James Charles knows a thing or two about being cancelled. For what feels like the dozenth time, he has been cancelled over a controversy concerning his participation in a Tik Tok ‘mug-shot’ challenge. Charles emulated a mug shot photo through make-up, creating a bruised and bloody nose effect before posting the photo on Instagram. Huge backlash followed, with many accusing him of glamourizing domestic abuse. For this case and many others, what comes after (endless online hate, revoked brand deals, destroyed relationships) are all very real consequences for the cancelled individual. But on closer inspection, is this virtual policing what it seems? Is it really working for the greater good by making examples out of public figures? Or, has what started as a collective effort to call out untouchable celebrities now become an operation to ostracise any individual who has made mistakes?

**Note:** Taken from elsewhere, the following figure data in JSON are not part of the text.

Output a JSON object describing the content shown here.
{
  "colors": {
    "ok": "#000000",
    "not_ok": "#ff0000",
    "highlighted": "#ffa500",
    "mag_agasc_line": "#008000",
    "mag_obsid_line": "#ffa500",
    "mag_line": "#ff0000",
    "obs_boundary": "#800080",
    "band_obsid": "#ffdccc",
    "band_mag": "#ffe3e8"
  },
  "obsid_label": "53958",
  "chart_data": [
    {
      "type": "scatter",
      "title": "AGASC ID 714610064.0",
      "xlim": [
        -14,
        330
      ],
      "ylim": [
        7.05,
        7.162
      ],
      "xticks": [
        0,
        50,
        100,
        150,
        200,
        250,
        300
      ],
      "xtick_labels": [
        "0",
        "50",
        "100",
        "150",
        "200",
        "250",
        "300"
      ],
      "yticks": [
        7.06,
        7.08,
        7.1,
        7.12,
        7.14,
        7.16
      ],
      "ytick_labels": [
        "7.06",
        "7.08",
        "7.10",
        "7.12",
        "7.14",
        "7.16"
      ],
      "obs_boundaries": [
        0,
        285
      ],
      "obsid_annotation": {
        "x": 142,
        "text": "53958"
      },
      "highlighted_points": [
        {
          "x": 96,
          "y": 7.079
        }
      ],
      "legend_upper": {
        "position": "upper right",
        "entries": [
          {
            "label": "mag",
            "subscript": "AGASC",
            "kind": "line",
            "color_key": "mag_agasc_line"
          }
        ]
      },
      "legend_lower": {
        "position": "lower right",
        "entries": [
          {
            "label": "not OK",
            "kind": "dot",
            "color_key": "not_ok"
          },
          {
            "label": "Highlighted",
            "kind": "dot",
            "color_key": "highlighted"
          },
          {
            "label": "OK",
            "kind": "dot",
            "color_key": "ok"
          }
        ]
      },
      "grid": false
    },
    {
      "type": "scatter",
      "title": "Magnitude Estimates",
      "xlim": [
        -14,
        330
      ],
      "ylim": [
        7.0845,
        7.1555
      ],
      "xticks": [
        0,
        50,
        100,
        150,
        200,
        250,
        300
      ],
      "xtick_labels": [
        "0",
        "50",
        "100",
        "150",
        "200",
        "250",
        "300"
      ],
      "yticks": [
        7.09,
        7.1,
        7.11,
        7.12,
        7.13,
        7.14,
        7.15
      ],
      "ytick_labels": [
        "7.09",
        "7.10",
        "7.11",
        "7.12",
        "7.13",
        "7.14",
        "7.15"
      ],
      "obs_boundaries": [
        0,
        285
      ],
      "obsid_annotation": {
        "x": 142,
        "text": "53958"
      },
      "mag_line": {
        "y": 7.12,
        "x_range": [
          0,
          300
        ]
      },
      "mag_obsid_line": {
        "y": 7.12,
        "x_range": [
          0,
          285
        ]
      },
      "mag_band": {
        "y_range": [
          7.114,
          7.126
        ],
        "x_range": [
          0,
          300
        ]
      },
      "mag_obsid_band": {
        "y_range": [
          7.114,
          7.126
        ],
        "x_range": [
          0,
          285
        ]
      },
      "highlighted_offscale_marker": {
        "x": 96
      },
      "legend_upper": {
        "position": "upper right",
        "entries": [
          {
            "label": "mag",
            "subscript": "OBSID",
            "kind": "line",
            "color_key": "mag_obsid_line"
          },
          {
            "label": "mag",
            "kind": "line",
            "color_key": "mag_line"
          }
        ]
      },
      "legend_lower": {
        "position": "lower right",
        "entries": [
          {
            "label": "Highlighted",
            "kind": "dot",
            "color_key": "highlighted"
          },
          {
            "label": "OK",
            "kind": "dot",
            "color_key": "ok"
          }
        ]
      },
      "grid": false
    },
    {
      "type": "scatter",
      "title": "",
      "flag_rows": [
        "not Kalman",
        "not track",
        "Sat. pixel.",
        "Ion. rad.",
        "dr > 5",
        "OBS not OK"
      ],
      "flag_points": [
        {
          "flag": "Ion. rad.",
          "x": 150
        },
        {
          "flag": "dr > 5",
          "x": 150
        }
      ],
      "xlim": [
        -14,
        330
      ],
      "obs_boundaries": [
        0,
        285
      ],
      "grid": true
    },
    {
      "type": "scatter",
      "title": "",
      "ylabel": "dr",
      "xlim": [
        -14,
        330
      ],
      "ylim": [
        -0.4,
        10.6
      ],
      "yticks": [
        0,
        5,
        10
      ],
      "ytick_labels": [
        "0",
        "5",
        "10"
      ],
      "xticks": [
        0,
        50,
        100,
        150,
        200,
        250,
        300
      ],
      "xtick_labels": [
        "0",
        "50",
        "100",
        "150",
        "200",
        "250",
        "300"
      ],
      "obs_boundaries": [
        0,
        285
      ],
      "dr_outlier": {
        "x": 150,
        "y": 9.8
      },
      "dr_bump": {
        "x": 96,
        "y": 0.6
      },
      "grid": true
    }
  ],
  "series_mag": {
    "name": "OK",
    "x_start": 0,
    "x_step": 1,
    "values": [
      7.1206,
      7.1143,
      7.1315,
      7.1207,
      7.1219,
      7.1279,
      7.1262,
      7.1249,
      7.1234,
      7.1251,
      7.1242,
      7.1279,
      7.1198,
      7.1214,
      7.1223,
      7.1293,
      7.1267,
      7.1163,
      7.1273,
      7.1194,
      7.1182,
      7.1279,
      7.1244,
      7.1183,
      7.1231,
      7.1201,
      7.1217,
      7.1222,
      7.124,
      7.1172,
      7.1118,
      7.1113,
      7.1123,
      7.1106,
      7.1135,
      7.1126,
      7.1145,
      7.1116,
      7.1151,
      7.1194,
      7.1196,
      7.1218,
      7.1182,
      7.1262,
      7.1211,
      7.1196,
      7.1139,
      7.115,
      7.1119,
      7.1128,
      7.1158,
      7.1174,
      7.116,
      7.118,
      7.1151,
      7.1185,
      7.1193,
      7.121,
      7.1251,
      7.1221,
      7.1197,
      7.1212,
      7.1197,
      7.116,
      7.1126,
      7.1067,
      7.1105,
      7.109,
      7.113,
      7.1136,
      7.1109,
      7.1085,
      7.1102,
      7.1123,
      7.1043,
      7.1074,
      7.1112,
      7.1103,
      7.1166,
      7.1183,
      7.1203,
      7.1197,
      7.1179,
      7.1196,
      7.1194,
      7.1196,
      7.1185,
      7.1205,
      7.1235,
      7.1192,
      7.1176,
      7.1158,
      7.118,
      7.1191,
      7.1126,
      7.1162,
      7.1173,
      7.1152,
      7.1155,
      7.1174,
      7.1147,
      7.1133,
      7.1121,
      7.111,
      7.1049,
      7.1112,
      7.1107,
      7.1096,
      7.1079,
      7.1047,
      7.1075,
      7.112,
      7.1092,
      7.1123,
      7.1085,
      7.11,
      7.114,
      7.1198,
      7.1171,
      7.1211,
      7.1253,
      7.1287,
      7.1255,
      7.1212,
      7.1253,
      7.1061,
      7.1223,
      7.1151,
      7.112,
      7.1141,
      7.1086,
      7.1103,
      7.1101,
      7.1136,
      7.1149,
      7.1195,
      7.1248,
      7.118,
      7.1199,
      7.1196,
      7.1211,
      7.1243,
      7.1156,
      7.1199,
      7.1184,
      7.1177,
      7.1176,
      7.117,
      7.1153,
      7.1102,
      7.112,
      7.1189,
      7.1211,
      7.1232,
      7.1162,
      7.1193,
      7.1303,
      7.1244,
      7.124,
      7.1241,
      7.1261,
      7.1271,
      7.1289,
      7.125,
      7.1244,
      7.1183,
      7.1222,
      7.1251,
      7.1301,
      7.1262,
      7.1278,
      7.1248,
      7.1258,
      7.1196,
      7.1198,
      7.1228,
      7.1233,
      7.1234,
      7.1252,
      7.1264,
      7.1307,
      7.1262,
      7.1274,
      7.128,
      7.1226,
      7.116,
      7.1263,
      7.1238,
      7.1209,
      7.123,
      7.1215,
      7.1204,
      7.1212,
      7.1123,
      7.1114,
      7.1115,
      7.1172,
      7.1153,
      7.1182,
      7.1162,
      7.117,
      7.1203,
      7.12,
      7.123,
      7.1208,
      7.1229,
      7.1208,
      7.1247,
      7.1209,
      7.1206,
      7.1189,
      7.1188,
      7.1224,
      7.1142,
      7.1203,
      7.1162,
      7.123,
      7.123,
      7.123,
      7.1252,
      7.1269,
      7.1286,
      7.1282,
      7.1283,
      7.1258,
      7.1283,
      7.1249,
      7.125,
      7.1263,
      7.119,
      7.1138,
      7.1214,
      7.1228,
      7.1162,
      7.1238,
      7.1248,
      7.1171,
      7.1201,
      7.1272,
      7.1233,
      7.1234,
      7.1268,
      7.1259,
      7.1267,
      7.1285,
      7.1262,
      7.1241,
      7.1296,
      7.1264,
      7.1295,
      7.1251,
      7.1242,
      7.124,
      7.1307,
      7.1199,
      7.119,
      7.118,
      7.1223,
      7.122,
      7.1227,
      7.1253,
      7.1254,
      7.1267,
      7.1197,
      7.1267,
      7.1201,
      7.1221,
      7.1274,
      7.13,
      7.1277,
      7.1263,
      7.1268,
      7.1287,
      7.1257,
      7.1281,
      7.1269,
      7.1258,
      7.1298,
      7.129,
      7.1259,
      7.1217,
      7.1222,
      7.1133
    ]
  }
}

To answer this, we should consider where our desire to cancel comes from. One possibility is jealousy. We are so smug in watching them fall because they acquired success we can only dream of. There may be an element of this to it, but for the most part it seems that cancel culture is fear under a cloak of ‘wokeness’. In other words, we partake in cancel culture because we want to publicly distance ourselves from the actions of that individual. Purposefully signposting our disapproval of it, without actually educating ourselves on the issue first, is just easier. Even if we ourselves have not formed an informed opinion on the matter, jumping on the bandwagon is just easier. Even if this bandwagon is a viciously personal attack on someone who has publicly acknowledged and apologised for their actions — at least we have disassociated ourselves from them.
Being ‘woke’ means championing tolerance, but if this can’t be practised when people get it wrong, then the whole premise is undermined. Obama has voiced a distaste for this ‘call-out culture’. In a speech at the Obama Foundation Summit, he acknowledged the complexities of the world today.
‘The world is messy. There are ambiguities … I get a sense among certain young people — and this is accelerated by social media — the way of making change is to be as judgemental as possible and that’s enough … that’s not activism, that’s not bringing about change … that’s easy to do’.
In a nutshell, ‘cancel culture’ is too simplistic. There’s no attempt at understanding an individual’s decisions in a three-dimensional way. It doesn’t drive progress or promote open discourse around sticky topics, it’s just scaremongering.
Ultimately, we do need some degree of ‘cancelling’. Without it, celebrities are given free reign. But we need also to ensure our responses are proportionate and that the punishment fits the crime. It’s essential that the focus is shifted back to the matters at hand and not the cancellation itself. Instead of fixating on the personal effects on lives and careers, we should discuss the topic that has provoked offence or the issues that have been brought to light.
Instead of focusing our attention on an individual’s alleged misconduct, we get caught up in the drama of the after-effects. Losing sight of the original need to talk about important issues in a way that will allow for social change and progress is self-defeating.